A new study led by Professor Linda Teplin of Northwestern University shows that there are more homicides associated with alcohol abuse than those involving dealing drugs or being involved in a gang. Experts believe that this may be because younger people tend to drink alcohol put themselves in situations that can easily become volatile.

Researchers decided to look into this by examining the deaths of 1,829 younger people who were formerly in a youth detention center. Of the main factors associated with these premature deaths, those diagnosed with an alcohol use disorder had that highest percentage – more so than the other factors that people would typically thing are more life-threatening.

“People who drink are often in situations where tempers flare. Bad things can happen: barroom brawls, drinking on the front steps on a hot summer night,” explained Teplin.

The professor also points out that many children who abuse alcohol also have signs of other problems in their lives. Personality disorders, anger issues, depression and toxic home environments all play a major factor in a child’s use of alcohol. Being aware of the problems that precede alcohol abuse seems to be an important factor in preventing more alcohol-related deaths. Spotting warning signs and triggers early on in a child’s life may prevent them from being involved in an alcohol-related homicide.

Revisiting Alcohol’s Supposed Benefits

Updated research on the potential benefits of consuming a small amount of alcohol shows that it may not be all that healthy. After pouring over ten years’ worth of information, scientists believe they have located the original study’s mistakes and how these mistakes may have led to an increased amount of people consuming alcohol, buying into the notion that a glass of wine a day is good for your heart.

Researchers today say that the study promoting wine for heat health was poorly ran and made some glaring errors. The first error was that they combined people who have never consumed alcohol in the same group as people who used to be drinkers. Former alcoholics are likely to have health problems and experience depression. So, when researchers compared the health of people who consumed moderate amounts of alcohol to a group of people that consisted, in part, of former alcoholics they mistakenly came to the conclusion that those who drank in moderation were healthier.

“Given the harms attributed to alcohol use, it is not surprising that reports showing possible mortality benefits for low level users attracted enthusiasm among consumers, the media the alcohol industry. In health as elsewhere, if something looks too good to be true, it should be treated with great caution,” explained Craig Knott, lead author and researcher of the new meta study.

Ensuring that the public has the right information is vital. People who are inclined to drink too much are likely to use any excuse to justify this behavior. If a study comes out stating that some alcohol is healthy for a person that is just the reason someone may need to continue drinking and making poor decisions. Additionally, the perception that alcohol is healthy goes against what most people believe in the first place.
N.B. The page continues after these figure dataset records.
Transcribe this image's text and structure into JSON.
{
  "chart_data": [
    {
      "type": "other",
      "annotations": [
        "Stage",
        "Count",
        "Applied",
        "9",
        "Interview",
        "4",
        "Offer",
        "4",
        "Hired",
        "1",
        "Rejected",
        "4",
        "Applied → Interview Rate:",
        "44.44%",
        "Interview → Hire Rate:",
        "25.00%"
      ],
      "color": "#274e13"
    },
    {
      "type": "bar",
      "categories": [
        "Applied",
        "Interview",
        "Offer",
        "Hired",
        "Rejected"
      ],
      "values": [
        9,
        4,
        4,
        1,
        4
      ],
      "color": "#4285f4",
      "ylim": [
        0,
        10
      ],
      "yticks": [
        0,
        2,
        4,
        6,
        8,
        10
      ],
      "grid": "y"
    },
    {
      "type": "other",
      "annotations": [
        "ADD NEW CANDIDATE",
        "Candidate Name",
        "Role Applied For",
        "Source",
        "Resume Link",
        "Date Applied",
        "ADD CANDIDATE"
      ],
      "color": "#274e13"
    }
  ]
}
Even Light Alcohol Consumption Not a Health Benefit

Several years ago a study came out stating that alcohol was good for your health. The studies showed that drinking in moderation could be good for your heart. However, a new study was conducted showing that this is not true. Alcohol is not good for your health. According to the new study, one drink a day that contains alcohol could increase the risk of heart disease.
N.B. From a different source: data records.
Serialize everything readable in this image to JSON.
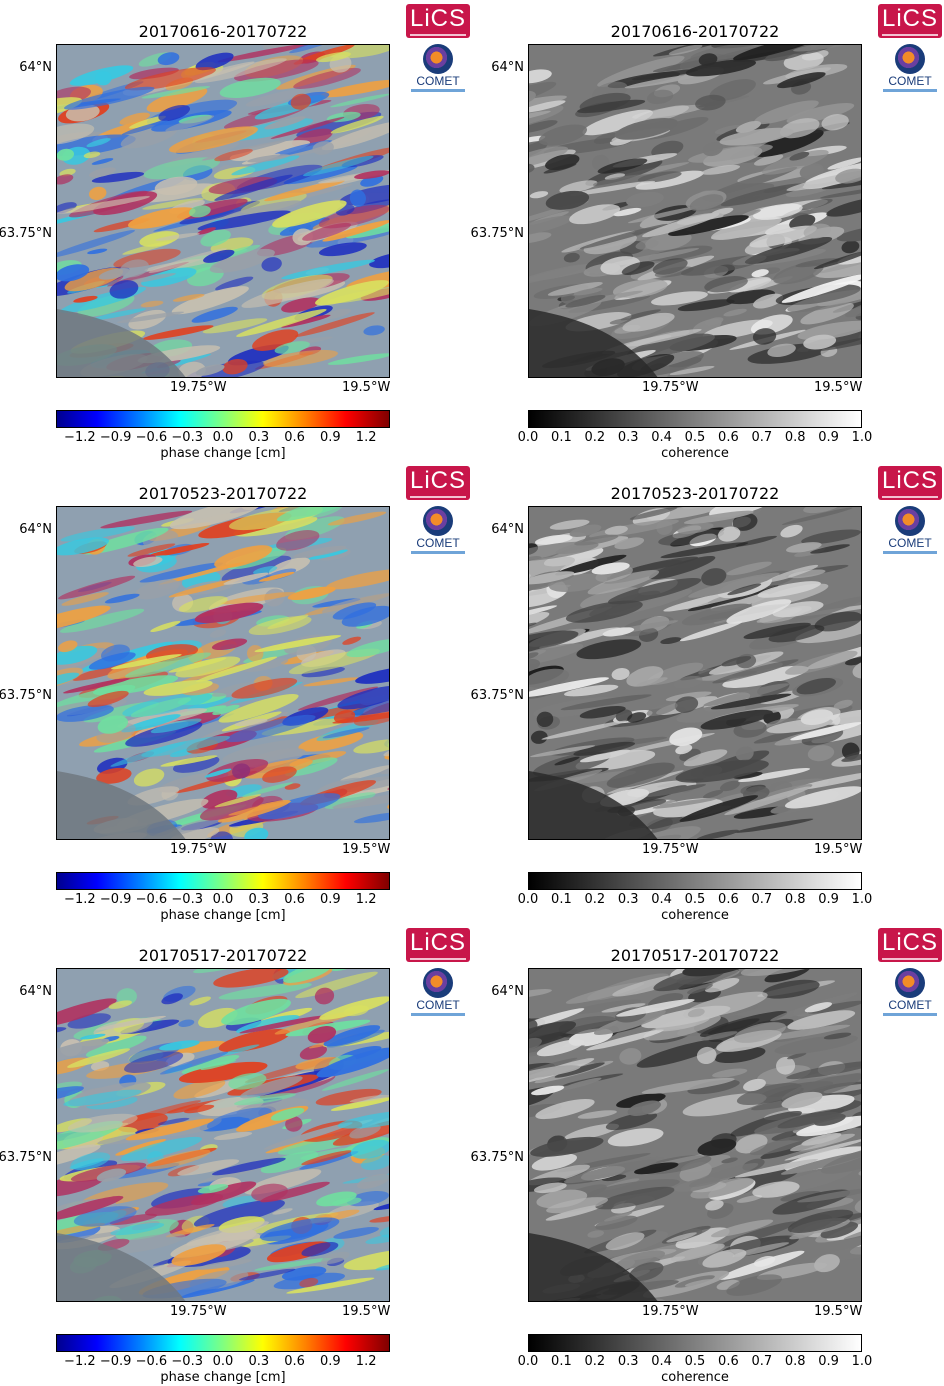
{
  "panels": [
    {
      "title": "20170616-20170722",
      "kind": "phase",
      "colorbar_label": "phase change [cm]"
    },
    {
      "title": "20170616-20170722",
      "kind": "coherence",
      "colorbar_label": "coherence"
    },
    {
      "title": "20170523-20170722",
      "kind": "phase",
      "colorbar_label": "phase change [cm]"
    },
    {
      "title": "20170523-20170722",
      "kind": "coherence",
      "colorbar_label": "coherence"
    },
    {
      "title": "20170517-20170722",
      "kind": "phase",
      "colorbar_label": "phase change [cm]"
    },
    {
      "title": "20170517-20170722",
      "kind": "coherence",
      "colorbar_label": "coherence"
    }
  ],
  "axes": {
    "y_top": "64°N",
    "y_mid": "63.75°N",
    "x_left": "19.75°W",
    "x_right": "19.5°W"
  },
  "colorbars": {
    "phase_ticks": [
      "−1.2",
      "−0.9",
      "−0.6",
      "−0.3",
      "0.0",
      "0.3",
      "0.6",
      "0.9",
      "1.2"
    ],
    "coherence_ticks": [
      "0.0",
      "0.1",
      "0.2",
      "0.3",
      "0.4",
      "0.5",
      "0.6",
      "0.7",
      "0.8",
      "0.9",
      "1.0"
    ]
  },
  "logos": {
    "lics": "LiCS",
    "comet": "COMET"
  },
  "colors": {
    "lics_red": "#c8164a",
    "comet_blue": "#1a3c7a"
  }
}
The study looked at information taken from 260,000 people. The outcome of the study was that even those that do not consume much alcohol could cut their risk for heart disease by cutting down on the amount of alcohol they drink. “The best thing to do is to reduce consumption to reduce blood pressure and risk of heart disease” said Juan Casas, professor of epidemiology at the London School of Hygiene and Tropical Medicine and also the lead author of the study. Casas hopes that the study will influence policy makers now that they know that alcohol does not carry any health benefits. He explained that when people thought that there might be some healthy components to drinking in moderation it was hard to decide how much was too much. Now that the results are in and alcohol only does harm to people, policy makers can adjust laws accordingly.

The study looked at people that carried a variant of the alcohol dehydrogenase 1B gene. This gene causes unpleasant side effects when drinking; therefore these people tend to drink less. When researchers studied these people they found that they have a 10% lower risk of coronary heart disease, they have lower blood pressure and a lower body mass index.

Casas explained that previous studies, stating that consuming alcohol in moderate amounts was healthy for one’s heart, did not take into effect the lifestyle of those who didn’t consume alcohol. Casas points out that those who do not drink, or rarely drink, are more likely to participate in physical activity and lead generally healthier lives. Casas also said that the previous studies included those individuals who didn’t drink because of health reasons. That would falsely indicate that people who do not drink are unhealthy.

Lawmakers are currently reviewing the guidelines on how much to drink, they are taking this study into account.